Tonschiefer sei das im Hintertaunus vorherrschende Gestein, dessen Charakteristikum seine Schichten und seine Spaltbarkeit ist. Durch Druck komme es in den Schichtungen zu Brüchen und Klüftungen, in die Wasser eindringen könne, in dem Metalle und Mineralien gelöst sind.

»Mehr Brunnen gehen nicht«

Das waren die Voraussetzung, dass sich im Usinger Land einst Bergbau lohnte und sich der Quarzgang bei Eschbach mit seinen markanten Felsen, dem Buchstein und Saienstein bilden konnte. Von diesen Gängen gibt es weitere im Taunus, die parallel zueinander verlaufen, was Mittelbach auf einer Karte zeigte.

»Mehr Brunnen gehen nicht«, erklärte er zu den zahlreichen, ebenfalls eingezeichnete Tiefbrunnen entlang der Gänge und Grundwasserleiter. Aus der Beschaffenheit des Steins und der Grundwasserneubildung resultiert die Ergiebigkeit. »Entscheidend ist, wie viel es im Herbst und Winter regnet«, so der Referent. Neben den Tiefbrunnen im Festgestein gibt es noch Quellen und Schürfungen, die andere Grundwasserleiter erschließen, die aber noch stärker von der Neubildung abhängig sind. Der lokal begrenzten Menge an eigenem Wasser stehe der steigende Verbrauch gegenüber. Mittelbach regte an, alte Anlagen zur Gewinnung von Brauchwasser zu reaktivieren. Die Klippen und ihr Umfeld sahen sich die Teilnehmer des Naturkundetages übrigens auf einer geologisch-botanischen Exkursion am Nachmittag an.

Die Katze spielt in der Geschichte des Usinger Stadtteils eine süffisante Rolle, sollen die listigen Eschbacher dem Landesfürsten doch einst einen Katzen- statt eines Hasenbratens vorgesetzt haben. Ob es sich dabei um eine Wildkatze handelt, lässt die Überlieferung offen, aber ihr wurde bereits in der alten Zeit mit Fallen, Spießen und Hunden nachgestellt, sodass sie vor 100 Jahren fast ausgestorben war. Aber: »Die Wildkatze ist im Aufwind«, lautete die Botschaft von Expertin Susanne Steib vom BUND Hessen, die über das Monitoring der wiedererstarkten Population referierte, die sich von Südwesten her in den waldreichen Mittelgebirgen ausbreitet.

Wildkatze: Zwölf Mäuse pro Tag

Wildkatzen, die sich anhand einiger Merkmale gut von der Hauskatze unterscheiden lassen, bestreichen große Reviere, treffen sich als Einzelgänger nur zur Paarung, jagen von den Waldrändern aus und fangen pro Tag etwa zwölf Mäuse. Straßen sind für die Tiere allerdings Barrieren, weshalb Querungshilfen und grüne Korridore für ihre Verbreitung wichtig sind, hieß es.
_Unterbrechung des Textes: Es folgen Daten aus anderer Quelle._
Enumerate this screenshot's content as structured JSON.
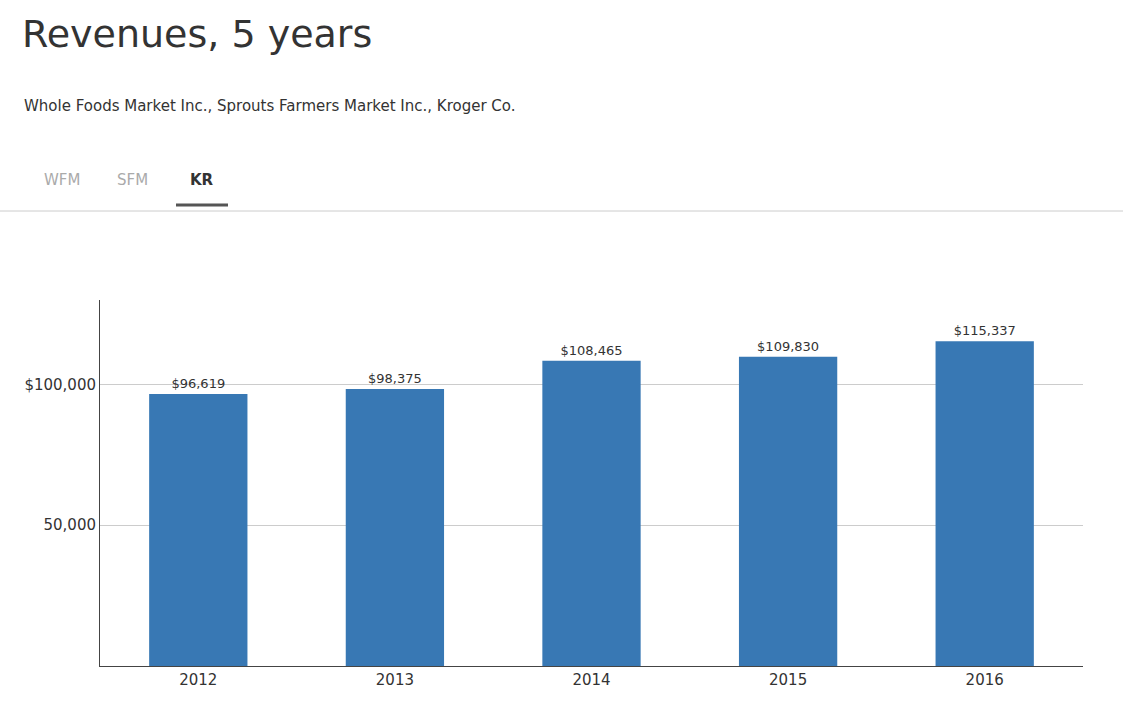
{
  "chart_data": {
    "type": "bar",
    "title": "Revenues, 5 years",
    "subtitle": "Whole Foods Market Inc., Sprouts Farmers Market Inc., Kroger Co.",
    "annotations": [
      "WFM",
      "SFM",
      "KR"
    ],
    "categories": [
      2012,
      2013,
      2014,
      2015,
      2016
    ],
    "values": [
      96619,
      98375,
      108465,
      109830,
      115337
    ],
    "value_labels": [
      "$96,619",
      "$98,375",
      "$108,465",
      "$109,830",
      "$115,337"
    ],
    "data_labels": true,
    "color": "#3878b4",
    "ylim": [
      0,
      130000
    ],
    "yticks": [
      {
        "value": 50000,
        "label": "50,000"
      },
      {
        "value": 100000,
        "label": "$100,000"
      }
    ],
    "grid": true
  }
}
In einem dritten Vortrag stellte Katrin Willkomm die Ergebnisse einer Taunus-Flora-Kartierung für Usingen und Umgebung vor. Die Rasterfeld-Kartierung zog sich über 25 Jahre und konnte 1706 Arten, Unterarten und Hybriden verzeichnen. Als wertvolle Waldtypen stellte sie die Buchenwälder, den Eichen-Hainbuchen-Wald, die Erlen-Sumpfwälder, den Bach begleitenden Auenwald sowie den anthropogenen Niederwald vor.

Über eine Drittel der Pflanzenarten haben ihr Hauptvorkommen im Grünland, während intensiv genutztes Agrarland und Fichtenwälder strukturarm seien. Das Usinger Land, so ihre Zusammenfassung, sei reich an Biotopen. Es gelte aber, artenreiches Grünland zu schützen und strukturreiche Wälder zu schaffen.